Tom McCahill is the major inventor you need to know of. In fact, you wouldn’t’ve even known about the road-test benchmark without the guy. It’s straightforward: how many seconds pass when you drive from zero to sixty miles per hour? It’s a heavy-hitting fact is often mentioned in automotive advertisements. Though this is prominent, there usually remain no other figures. Quarter-mile times are not in any way as significant. The top speed resonates with a true car-connoisseur. So then where did it come from?
Why did Tom McCahill create this?
It was because of a published article in the February 1946 issue of Mechanix Illustrated. In it, McCahill illustrated the vibrancy of any car with a fail-safe 0-to-60 time frame. There was no fearful bone in Tom McCahill. He was a true go-getter with words-a-plenty.
Tom McCahill was around cars all his life. When he was young, his dad would manage a Mercedes dealership. At fourteen years of age, Tom McCahill was the proud owner of an Old Winton. He would eventually sell for Marmon and open a garage in 1930s Manhattan. Later on, another in Palm Beach, specific to exotic models. When the Great Depression put a big stinker, Tom McCahill would churn out storytelling for various publications.

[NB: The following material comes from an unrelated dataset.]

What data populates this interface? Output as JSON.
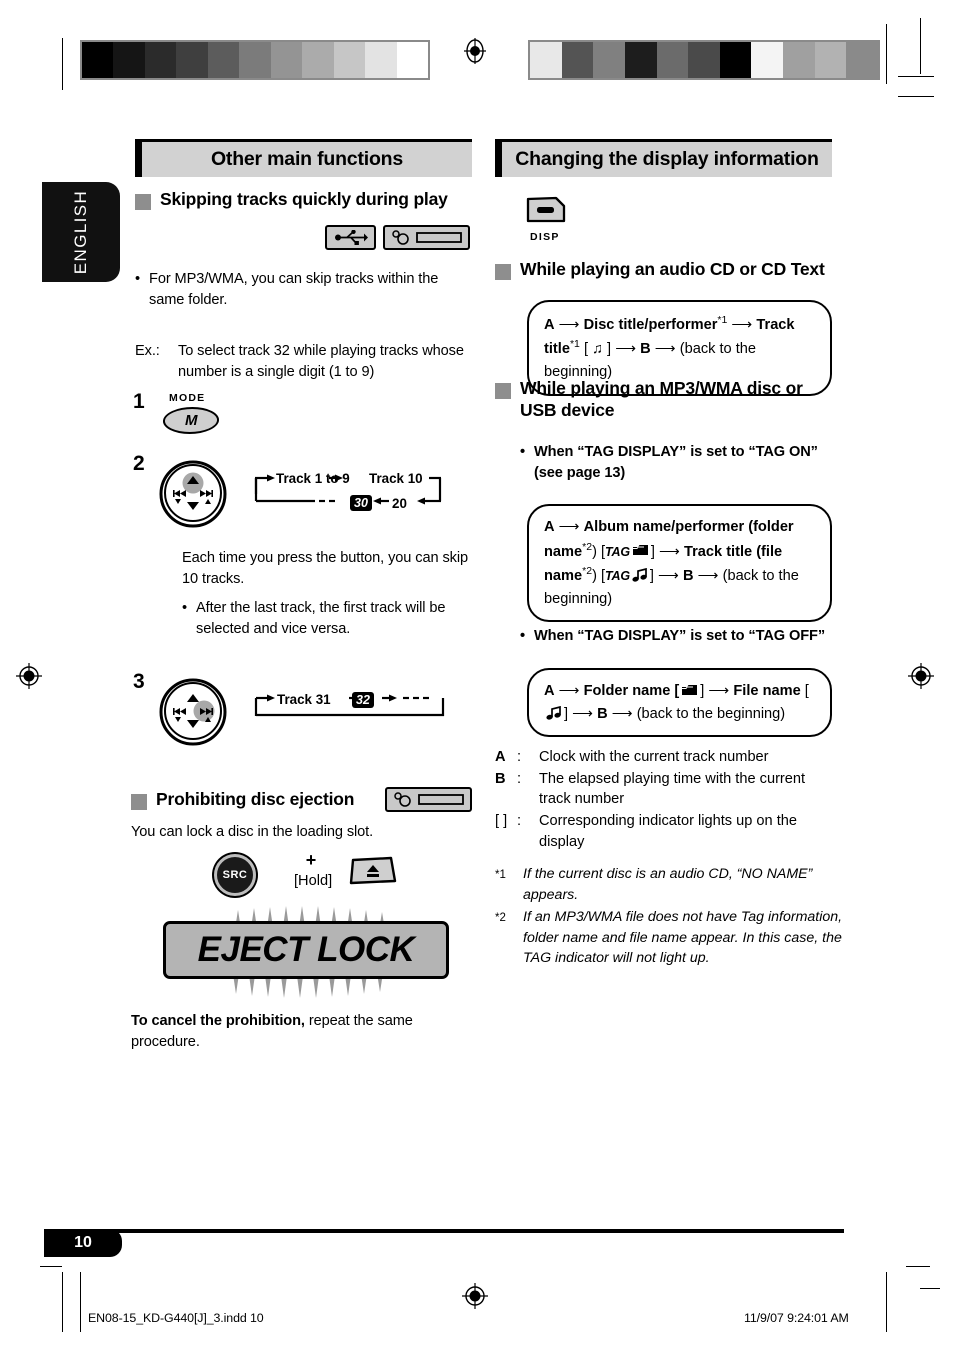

When life started going into a bit of a longer flow, Tom McCahill revolutionized publishing by testing out cars and giving unadulterated reviews of each model. He would borrow a vehicle, posing as a photographer and test the vehicle quickly, with little to no one ever being the wiser. You can even undrstand that Tom McCahill was one of the few reporters that ever got to drive Preston Tucker’s infamous vehicle. Quote, “The best-performing automobile in America by far,” un-quote. In his golden age, Tom had tested over 600 vehicles and created a hearth of fast fans, who to this day still believe a car’s only as good as the time it takes to punch it to half of 120 mph.